Israeli government breaks Microsoft contract negotiations – Business

With just four months to go before the current agreement expires, the Israeli government announced on Tuesday that it would not renew an agreement to continue using Microsoft, and a change in license terms that the company pursued would lead to a steep price increase.

Under a current framework agreement signed in 2013 and extended in 2016, Israel pays more than 100 million shekels ($ 27 million) per year for the rights to use Office desktop software, Windows and server software for ministries and government agencies.

The contract expires at the end of this year, but Gal Amir, a manager of the Ministry of Finance's procurement office, said Israel broke the negotiations for a new agreement that began almost a year ago.

"Microsoft is trying to change the work configuration and move to a licensing model that does not meet the needs of the government and necessarily leads to an increase of tens of millions of shekels in government spending," he said in a statement.

According to the Ministry of Finance, Microsoft wants to change Israel from a licensing system where it owns the software and can use it at its discretion, to a subscription that looks like leasing. The change involves moving data to the cloud.

Microsoft Israel declined to comment.

Industry sources were skeptical that the government would really cut off its long-term relationship with the company and said they regarded Amir's statement as a tactical move to entice Microsoft to improve conditions.

The Treasury may, however, decide to continue to use Microsoft for the use of government PCs only, said a source that asked not to be identified.

"In other areas, such as servers, the process is already underway in which other systems that replace Microsoft and open source software are replacing it," he said. More and more government servers are running on Linux and other open source software, including content management systems such as Drupal and Joomla. "

In any case, the Treasury negotiates the use of Microsoft products in government buildings. In schools, the Ministry of Education also uses Microsoft and negotiates its own agreement.

In the PC segment, however, Microsoft has retained its grip on the market. According to data, Microsoft's Windows operating system was used in 88.4% of all PCs in the world from July. Apple & # 39; s Mac OS was in second place, but only had a share of 9.1%.
Linux, an open source operating system, was on board 1.9% of all PCs and Google & # 39; s Chrome OS for only 0.3%.

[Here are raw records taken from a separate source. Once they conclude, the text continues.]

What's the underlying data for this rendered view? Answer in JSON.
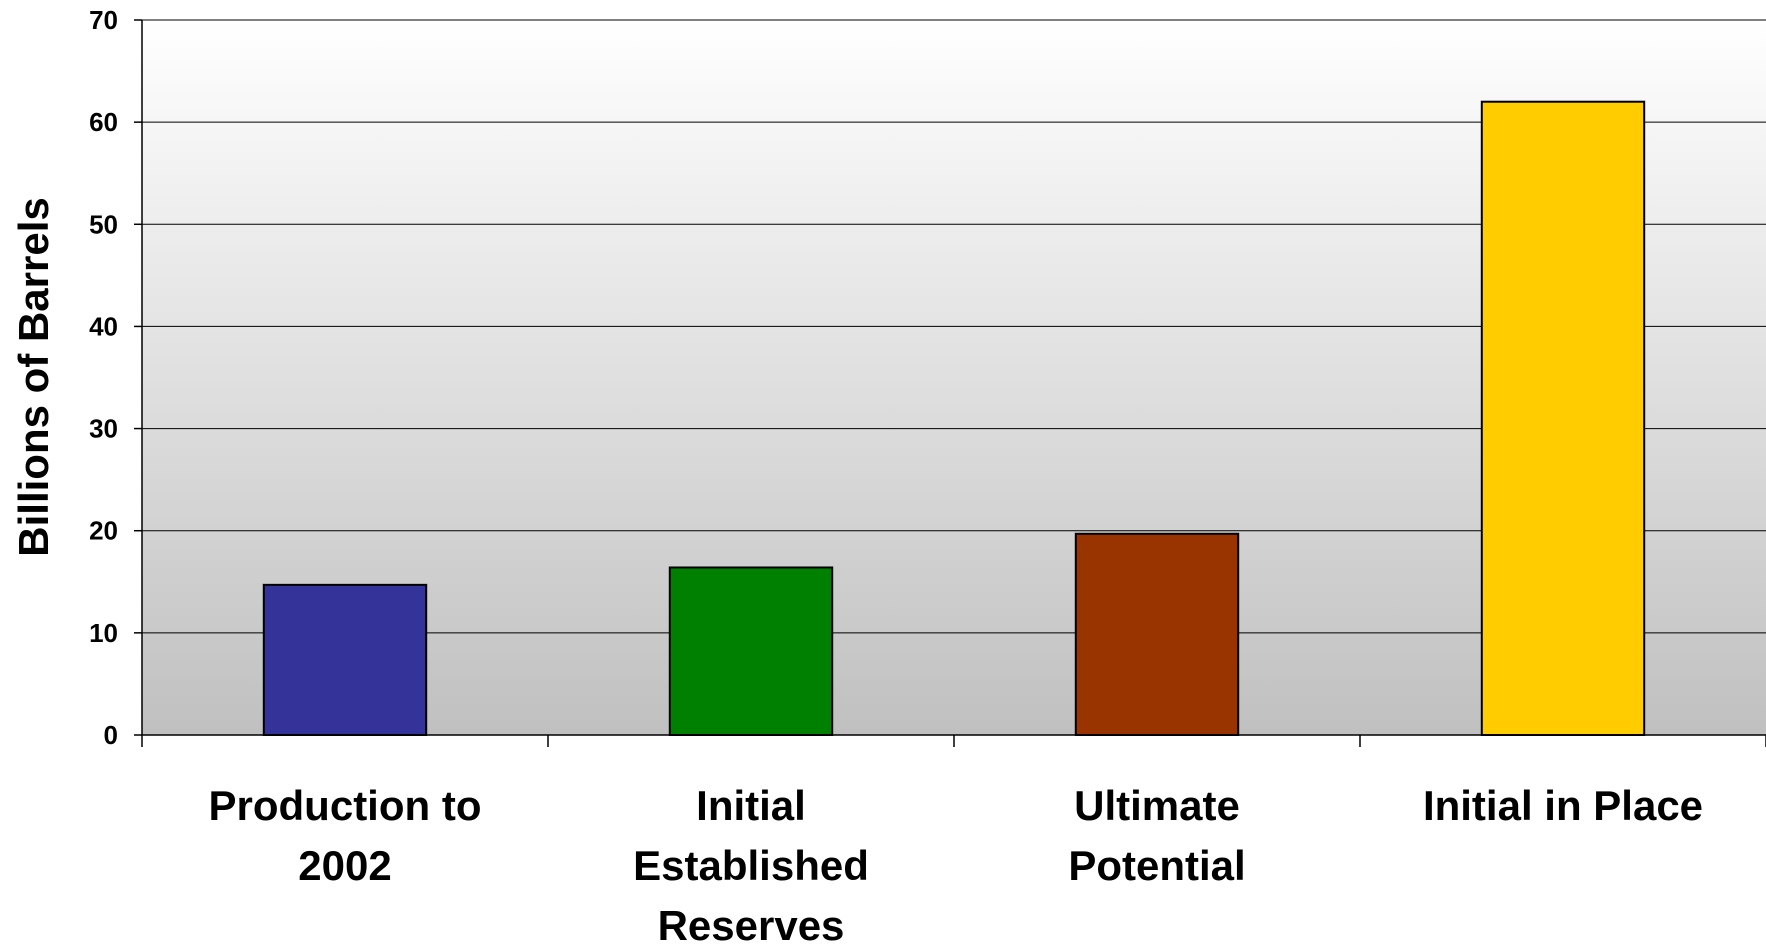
{
  "chart_data": {
    "type": "bar",
    "title": "",
    "xlabel": "",
    "ylabel": "Billions of Barrels",
    "ylim": [
      0,
      70
    ],
    "yticks": [
      "0",
      "10",
      "20",
      "30",
      "40",
      "50",
      "60",
      "70"
    ],
    "grid": true,
    "categories": [
      [
        "Production to",
        "2002"
      ],
      [
        "Initial",
        "Established",
        "Reserves"
      ],
      [
        "Ultimate",
        "Potential"
      ],
      [
        "Initial in Place"
      ]
    ],
    "values": [
      14.7,
      16.4,
      19.7,
      62.0
    ],
    "colors": [
      "#333399",
      "#008000",
      "#993300",
      "#FFCC00"
    ],
    "background_gradient": [
      "#ffffff",
      "#c0c0c0"
    ]
  }
}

Unlike Windows, which is a closed system that can only be changed by Microsoft, Linux can be used, modified and distributed by anyone – commercial or non-commercial under the terms of its respective licenses and can be downloaded from the Internet.

Experts say that Linux has a big advantage because of the fact that the software itself is free. Among other things, Linux-based systems will less often be the target of a hacker.

A few months ago, the government's IT authority said it would gradually switch to open source, a move that would allow independent developers to build applications and improve service to the public, as well as weaknesses in code, bugs and risk of identifying cyber attacks. By using open source, smaller ministries with a limited budget can also gain access to tools that have been developed in larger ministries.

Microsoft's dependence on the government has been a source of controversy for years, with critics saying that the state pays too much and allows a company to dominate the market. In 2003, the Treasury made a similar announcement as this week that the Microsoft contract would not be renewed. But that did it.

Open source predictors have spent years trying to persuade officials to leave Microsoft and in 2010 a governmental committee investigated alternatives, but when Tal Haramati, then the deputy accountant general, said there were no "quality alternatives" for Microsoft products.

Yet many governments in developed and developing countries, in search of cheap software for computers and servers, have switched to Linux. China, India, France, Germany, the United States and even North Korea have built Linux distribution systems for government agencies.

If discussions with Microsoft are not resumed, the Treasury said it has retained the right to use the Microsoft products it has already purchased – it simply has no right to newer versions. However, Microsoft needs to provide updates and security patches.

Israel plans to freeze the existing licensing structure of government ministries, which can be used without further payment.

Gov & # 39; t says that the contract for Microsoft software will not be renewed

Treasury breaks off contract negotiations and says the American company will significantly increase costs.